Health Services Research, Oct, 2004 by Denys T. Lau, Judith D. Kasper, D.E.B. Potter, Alan Lyles

METHODS

Study Design and Sample

Data were from the 1996 Medical Expenditure Panel Survey Nursing Home Component (MEPS NHC), a survey of a nationally representative sample of NHs and residents. The MEPS NHC was primarily designed to provide national estimates of the use and expenditures for NH health services for all users of NHs at any time during 1996. Using a complex multistage study design, the MEPS NHC sampled NHs in the first stage and persons within selected NHs in the second stage. The sample included persons who were residents in NHs on January 1, 1996, as well as those who were admitted to NHs during the year (Potter 1998).

The MEPS NHC data were primarily collected from NH sources. Data on all medications prescribed for residents were obtained from NH medical charts and recorded for each calendar month that a person was a resident in an NH (including transfer facilities) during the year; however, drug data were not obtained for stays in non-NH facilities, such as acute care wings of hospitals. Information on drug name, form, strength, dosage, and frequency of administration were captured (Potter 1998).

This study included residents, aged 65 or older, who resided in an NH for at least three consecutive months during 1996. The minimum three-month stay allowed residents to have sufficient time to be exposed to the care provided in a given NH. Additional cases were excluded: 20 comatose residents, 5 residents missing all health insurance or drug data, 4 with no drugs administered, and 13 who lived in NHs that served primarily persons with mental illness and those with HIV/AIDS. The final study sample represented 1.6 million residents (n = 3,372), or 51 percent of all NH users in 1996.

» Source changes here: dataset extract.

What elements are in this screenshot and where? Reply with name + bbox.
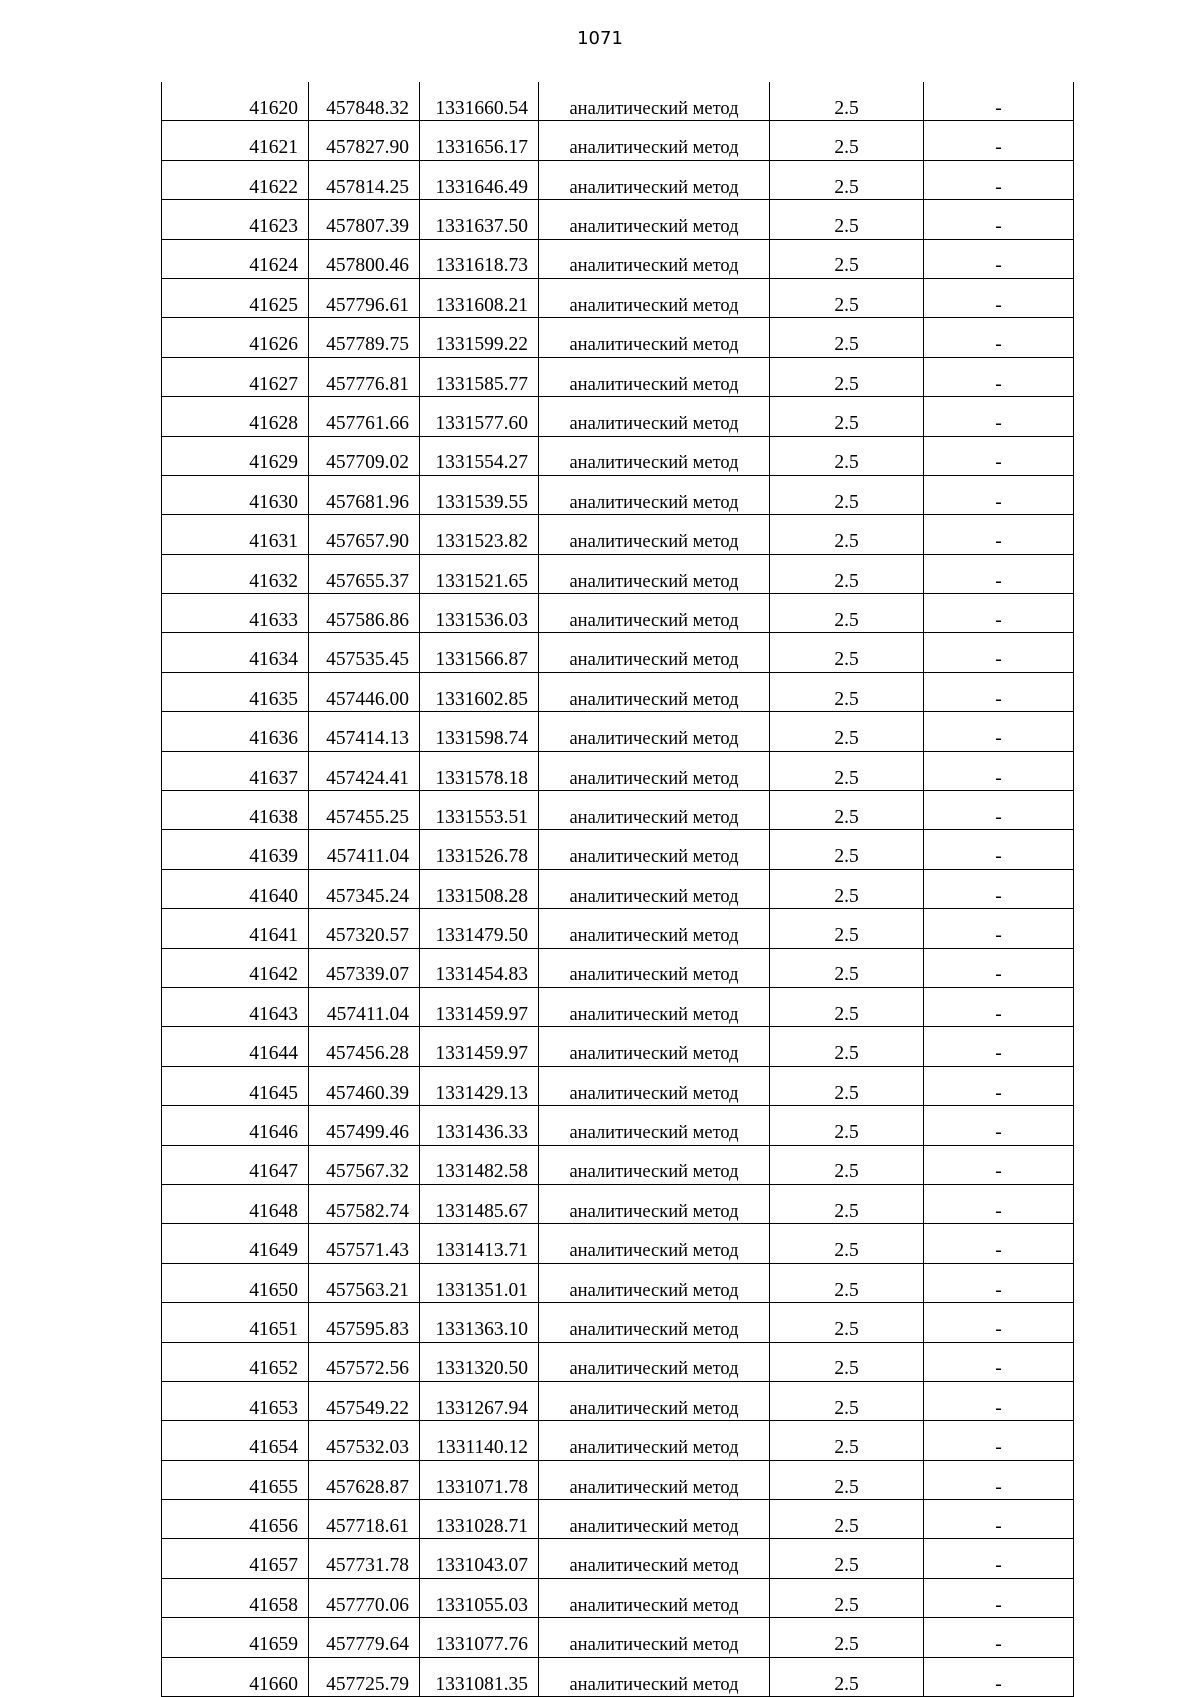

Analyses used up to 12 months of drug data for each resident. About 23 percent of the study sample had at least one month of missing drug data, but among these, only 7 percent had drug data missing for more than half of the months of their NH stay. Reasons for missing drug data included refusals by the facility to provide information, inability to locate medical charts, and loss to follow-up (Potter, Lau, and Dominici 2002).

Measures

Potentially Inappropriate Medication (PIRx). Beers's criteria identified three types of PIRx: (1) inappropriate drug choice: medications that generally should be avoided among any elderly patients; (2) excess dosage: medications at a dose or duration that should not be exceeded for any elderly patients; and (3) drug-disease interaction: medications that should be avoided among certain elderly patients with specific comorbid conditions (Beers et al. 1991; Beers 1997). Residents were considered to have a PIRx exposure in a given month if any of the following conditions were met: (1) medication names matched the names of any drugs listed as inappropriate drug choice in Beers's criteria; (2) strengths and average dosages of medications matched the strengths and average dosages defined as excess dosage in Beers's criteria; or (3) residents had active diagnoses and took medications that matched any of the disease and drug combinations indicated as drug-disease interaction in Beers's criteria (Beers et al. 1991; Beers 1997). Residents with any PIRx exposure were those with any of the three types of PIRx exposure in one or more months during their NH stay.